Appeal from order entered on September 24, 1963 unanimously dismissed, as moot. Order, entered on April 21, 1964, denying defendants’ motion for judgment dismissing or for summary judgment on the first cause of action for inducing breach of contract and granting the motion as to the second cause of action for a declaratory judgment, unanimously modified, on the law, to the extent of granting summary judgment dismissing the first cause of action, and, as so modified, affirmed, with $20 costs and disbursements to appellants. The first cause of action is for wrongfully inducing the breach of a contract between plaintiff and defendants Simon and Ellen Enterprises, Inc. The defendant parties to the basic contract are not liable in tort; their liability is solely for breach of the contract. Hence, the action does not lie against defendants Simon and Ellen Enterprises, Inc. (Lager v. Su Su Fashions, 10 A D 2d 832.) *864Defendants Simon and Ellen Enterprises, Inc., deny they entered into the alleged contract. Plaintiff, therefore, is unable to establish that said defendants would have performed under the alleged contract but for the alleged interference of defendant Paramount Pictures Corporation. (Rice v. Manley, 66 N. Y. 82, 87; Stewart & Co. v. Marcus, 124 Misc. 86, 89, affd. 220 App. Div. 828.) In addition, defendants Simon and Ellen Enterprises, Inc., successfully asserted in this action the Statute of Frauds as a complete defense to the action on the contract alleged in the original complaint.
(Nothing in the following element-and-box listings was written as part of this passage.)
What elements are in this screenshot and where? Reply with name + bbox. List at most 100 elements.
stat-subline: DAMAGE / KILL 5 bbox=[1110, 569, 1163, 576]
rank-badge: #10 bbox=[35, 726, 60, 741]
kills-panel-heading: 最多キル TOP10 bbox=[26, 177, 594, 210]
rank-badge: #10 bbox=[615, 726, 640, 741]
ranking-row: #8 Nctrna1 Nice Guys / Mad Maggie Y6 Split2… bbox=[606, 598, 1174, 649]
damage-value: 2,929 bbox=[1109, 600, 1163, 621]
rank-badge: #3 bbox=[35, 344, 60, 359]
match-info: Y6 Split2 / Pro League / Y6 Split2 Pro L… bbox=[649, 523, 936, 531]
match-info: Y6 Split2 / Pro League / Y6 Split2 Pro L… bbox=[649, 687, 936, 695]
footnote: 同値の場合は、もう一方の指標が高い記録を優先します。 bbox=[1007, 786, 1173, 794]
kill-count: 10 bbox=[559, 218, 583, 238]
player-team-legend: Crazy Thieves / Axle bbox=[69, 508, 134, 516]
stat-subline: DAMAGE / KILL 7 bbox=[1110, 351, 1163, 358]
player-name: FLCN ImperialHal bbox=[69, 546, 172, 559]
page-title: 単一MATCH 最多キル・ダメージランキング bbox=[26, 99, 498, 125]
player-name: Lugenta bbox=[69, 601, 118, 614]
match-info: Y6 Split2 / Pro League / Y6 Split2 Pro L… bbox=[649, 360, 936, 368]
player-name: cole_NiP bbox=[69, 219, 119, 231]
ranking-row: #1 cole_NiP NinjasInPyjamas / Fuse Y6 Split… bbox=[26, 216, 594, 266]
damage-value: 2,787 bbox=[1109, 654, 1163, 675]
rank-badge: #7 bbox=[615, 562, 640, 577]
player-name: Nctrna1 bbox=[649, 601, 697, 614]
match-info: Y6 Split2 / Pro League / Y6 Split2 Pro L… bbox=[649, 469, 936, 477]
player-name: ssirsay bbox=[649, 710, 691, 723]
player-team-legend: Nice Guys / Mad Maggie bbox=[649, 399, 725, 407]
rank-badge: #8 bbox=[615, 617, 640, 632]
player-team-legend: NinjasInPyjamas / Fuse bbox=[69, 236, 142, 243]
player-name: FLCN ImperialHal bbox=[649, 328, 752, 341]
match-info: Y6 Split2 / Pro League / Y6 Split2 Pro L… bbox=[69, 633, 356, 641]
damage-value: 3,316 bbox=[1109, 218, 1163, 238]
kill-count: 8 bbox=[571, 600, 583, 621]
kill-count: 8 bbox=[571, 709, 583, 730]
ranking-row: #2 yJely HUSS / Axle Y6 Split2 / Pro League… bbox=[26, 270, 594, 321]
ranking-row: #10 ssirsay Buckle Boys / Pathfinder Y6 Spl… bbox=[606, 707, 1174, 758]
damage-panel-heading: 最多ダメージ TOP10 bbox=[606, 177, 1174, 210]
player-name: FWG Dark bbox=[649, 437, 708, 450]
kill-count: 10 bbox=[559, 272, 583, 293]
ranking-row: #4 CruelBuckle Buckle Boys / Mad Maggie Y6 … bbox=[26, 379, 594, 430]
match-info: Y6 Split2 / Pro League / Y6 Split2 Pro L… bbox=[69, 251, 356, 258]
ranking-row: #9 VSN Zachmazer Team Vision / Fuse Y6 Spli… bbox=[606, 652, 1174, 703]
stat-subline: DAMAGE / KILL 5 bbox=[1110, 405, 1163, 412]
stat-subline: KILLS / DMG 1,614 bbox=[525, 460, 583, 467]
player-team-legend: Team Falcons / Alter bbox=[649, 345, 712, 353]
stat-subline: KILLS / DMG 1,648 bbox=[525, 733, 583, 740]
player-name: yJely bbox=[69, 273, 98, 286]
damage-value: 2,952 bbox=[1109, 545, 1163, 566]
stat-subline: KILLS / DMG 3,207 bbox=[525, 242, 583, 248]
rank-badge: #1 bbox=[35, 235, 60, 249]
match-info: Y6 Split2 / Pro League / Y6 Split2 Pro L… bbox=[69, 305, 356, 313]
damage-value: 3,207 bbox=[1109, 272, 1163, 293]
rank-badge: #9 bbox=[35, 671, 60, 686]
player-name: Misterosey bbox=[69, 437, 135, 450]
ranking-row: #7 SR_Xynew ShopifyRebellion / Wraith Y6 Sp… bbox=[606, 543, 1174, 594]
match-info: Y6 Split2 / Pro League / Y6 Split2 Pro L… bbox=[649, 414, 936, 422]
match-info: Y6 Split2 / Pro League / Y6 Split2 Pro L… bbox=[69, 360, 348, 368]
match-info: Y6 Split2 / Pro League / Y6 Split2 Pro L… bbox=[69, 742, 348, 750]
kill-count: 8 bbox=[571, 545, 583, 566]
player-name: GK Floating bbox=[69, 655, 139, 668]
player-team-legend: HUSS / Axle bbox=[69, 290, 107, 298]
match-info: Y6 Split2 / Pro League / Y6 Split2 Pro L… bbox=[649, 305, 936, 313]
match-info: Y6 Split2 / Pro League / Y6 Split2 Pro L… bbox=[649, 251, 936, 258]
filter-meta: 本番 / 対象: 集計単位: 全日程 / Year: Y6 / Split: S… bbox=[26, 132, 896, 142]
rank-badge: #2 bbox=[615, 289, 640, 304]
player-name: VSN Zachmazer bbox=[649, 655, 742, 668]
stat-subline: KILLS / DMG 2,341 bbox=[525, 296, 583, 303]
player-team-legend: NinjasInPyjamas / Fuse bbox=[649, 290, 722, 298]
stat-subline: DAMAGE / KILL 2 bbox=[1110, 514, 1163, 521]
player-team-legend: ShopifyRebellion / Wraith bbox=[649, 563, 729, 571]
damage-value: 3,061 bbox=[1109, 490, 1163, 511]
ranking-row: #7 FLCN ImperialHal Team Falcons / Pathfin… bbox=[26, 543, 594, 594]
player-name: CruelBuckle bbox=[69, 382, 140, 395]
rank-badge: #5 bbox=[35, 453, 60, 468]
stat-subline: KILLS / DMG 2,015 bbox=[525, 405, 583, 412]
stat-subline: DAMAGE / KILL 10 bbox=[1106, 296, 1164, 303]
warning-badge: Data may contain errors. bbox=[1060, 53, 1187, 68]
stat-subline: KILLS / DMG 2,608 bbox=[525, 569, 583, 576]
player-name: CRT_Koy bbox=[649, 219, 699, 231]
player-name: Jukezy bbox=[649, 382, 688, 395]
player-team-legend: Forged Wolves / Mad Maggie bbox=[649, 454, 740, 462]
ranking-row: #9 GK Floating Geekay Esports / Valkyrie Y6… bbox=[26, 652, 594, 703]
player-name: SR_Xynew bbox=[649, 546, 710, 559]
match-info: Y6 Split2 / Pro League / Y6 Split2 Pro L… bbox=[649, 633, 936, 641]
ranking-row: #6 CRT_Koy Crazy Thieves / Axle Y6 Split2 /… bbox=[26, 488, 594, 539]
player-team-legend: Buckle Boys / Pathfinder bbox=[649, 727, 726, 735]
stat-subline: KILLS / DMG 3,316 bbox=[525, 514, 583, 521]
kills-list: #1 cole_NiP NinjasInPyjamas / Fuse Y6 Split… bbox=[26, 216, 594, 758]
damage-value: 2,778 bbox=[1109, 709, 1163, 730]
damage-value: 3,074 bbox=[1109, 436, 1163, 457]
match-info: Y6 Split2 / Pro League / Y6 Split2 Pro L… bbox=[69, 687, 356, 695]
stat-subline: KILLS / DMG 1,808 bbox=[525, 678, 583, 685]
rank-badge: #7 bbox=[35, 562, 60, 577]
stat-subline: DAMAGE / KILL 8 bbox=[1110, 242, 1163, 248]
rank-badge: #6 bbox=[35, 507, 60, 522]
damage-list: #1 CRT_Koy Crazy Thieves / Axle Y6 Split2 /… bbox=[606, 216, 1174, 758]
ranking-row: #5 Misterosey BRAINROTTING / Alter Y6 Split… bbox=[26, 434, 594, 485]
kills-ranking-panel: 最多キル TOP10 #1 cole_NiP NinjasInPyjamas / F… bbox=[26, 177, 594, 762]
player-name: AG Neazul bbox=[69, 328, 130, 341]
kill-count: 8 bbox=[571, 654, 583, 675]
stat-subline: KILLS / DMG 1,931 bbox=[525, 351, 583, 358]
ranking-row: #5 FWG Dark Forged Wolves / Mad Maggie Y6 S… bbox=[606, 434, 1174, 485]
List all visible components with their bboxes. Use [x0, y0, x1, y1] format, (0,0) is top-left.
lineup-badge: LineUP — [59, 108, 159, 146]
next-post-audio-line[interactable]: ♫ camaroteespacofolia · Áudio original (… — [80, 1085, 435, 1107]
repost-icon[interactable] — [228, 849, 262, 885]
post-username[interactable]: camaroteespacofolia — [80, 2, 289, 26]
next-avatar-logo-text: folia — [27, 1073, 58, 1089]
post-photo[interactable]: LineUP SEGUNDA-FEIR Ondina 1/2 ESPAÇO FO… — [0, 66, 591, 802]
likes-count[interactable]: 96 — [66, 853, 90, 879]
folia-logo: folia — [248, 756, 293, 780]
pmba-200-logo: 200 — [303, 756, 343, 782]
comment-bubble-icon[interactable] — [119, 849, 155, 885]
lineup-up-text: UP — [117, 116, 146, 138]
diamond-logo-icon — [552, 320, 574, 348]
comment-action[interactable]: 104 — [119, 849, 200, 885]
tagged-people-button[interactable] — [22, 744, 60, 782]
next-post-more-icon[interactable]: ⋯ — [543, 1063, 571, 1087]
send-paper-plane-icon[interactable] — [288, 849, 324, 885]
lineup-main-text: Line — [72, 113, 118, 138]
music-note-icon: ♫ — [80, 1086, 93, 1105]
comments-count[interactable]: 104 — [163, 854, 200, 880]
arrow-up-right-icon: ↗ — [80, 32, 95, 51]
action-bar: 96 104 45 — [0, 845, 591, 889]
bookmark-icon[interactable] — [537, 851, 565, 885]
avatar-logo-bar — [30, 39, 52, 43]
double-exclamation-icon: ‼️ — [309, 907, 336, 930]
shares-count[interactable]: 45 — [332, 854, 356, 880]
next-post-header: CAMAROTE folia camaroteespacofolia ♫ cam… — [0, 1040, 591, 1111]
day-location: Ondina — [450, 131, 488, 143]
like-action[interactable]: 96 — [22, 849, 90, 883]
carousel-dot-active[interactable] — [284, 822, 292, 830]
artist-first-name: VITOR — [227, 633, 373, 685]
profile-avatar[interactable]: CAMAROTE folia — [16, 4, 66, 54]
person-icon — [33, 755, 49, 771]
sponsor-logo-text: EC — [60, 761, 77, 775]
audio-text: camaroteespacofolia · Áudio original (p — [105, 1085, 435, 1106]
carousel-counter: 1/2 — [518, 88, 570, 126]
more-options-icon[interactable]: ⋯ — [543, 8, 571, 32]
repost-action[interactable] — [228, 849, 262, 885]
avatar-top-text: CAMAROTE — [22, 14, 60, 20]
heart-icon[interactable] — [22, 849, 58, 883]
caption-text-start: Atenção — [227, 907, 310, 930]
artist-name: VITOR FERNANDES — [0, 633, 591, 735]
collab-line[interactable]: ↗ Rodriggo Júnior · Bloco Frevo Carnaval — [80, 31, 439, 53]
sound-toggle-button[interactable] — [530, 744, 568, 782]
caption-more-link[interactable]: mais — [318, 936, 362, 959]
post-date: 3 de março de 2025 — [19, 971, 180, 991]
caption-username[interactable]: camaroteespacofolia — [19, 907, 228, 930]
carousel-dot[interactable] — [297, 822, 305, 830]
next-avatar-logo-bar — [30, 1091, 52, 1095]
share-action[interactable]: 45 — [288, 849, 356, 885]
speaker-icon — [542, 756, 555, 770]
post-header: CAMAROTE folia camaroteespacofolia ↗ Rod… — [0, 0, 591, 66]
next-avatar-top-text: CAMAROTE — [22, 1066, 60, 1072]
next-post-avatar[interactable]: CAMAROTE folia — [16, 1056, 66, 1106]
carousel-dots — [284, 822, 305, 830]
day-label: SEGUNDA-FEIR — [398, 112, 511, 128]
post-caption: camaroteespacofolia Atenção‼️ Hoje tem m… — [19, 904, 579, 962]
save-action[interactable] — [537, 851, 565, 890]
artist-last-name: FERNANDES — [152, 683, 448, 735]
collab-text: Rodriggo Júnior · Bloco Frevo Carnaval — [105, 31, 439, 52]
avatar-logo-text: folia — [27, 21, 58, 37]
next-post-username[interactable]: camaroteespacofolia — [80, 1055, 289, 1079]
Thereby is demonstrated said defendants’ present unwillingness to abide by the alleged contract. Moreover, the affidavits establish that the alleged contract was negotiated by a theatrical agent whose authority to contract in his behalf is denied by Simon, the playwright, whose play is the subject of the contract. Immediately on advice of plaintiff’s claimed contract, Simon repudiated it and the agent’s authority to enter into it. In the circumstances, it is patent that Paramount did not fraudulently interfere with the alleged contract. (Jennings v. Burlington Ind., 19 A D 2d 877; Stewart & Co. v. Marcus, supra.) Con cur—McNally, J. P., Stevens, Eager, Steuer and Staley, JJ.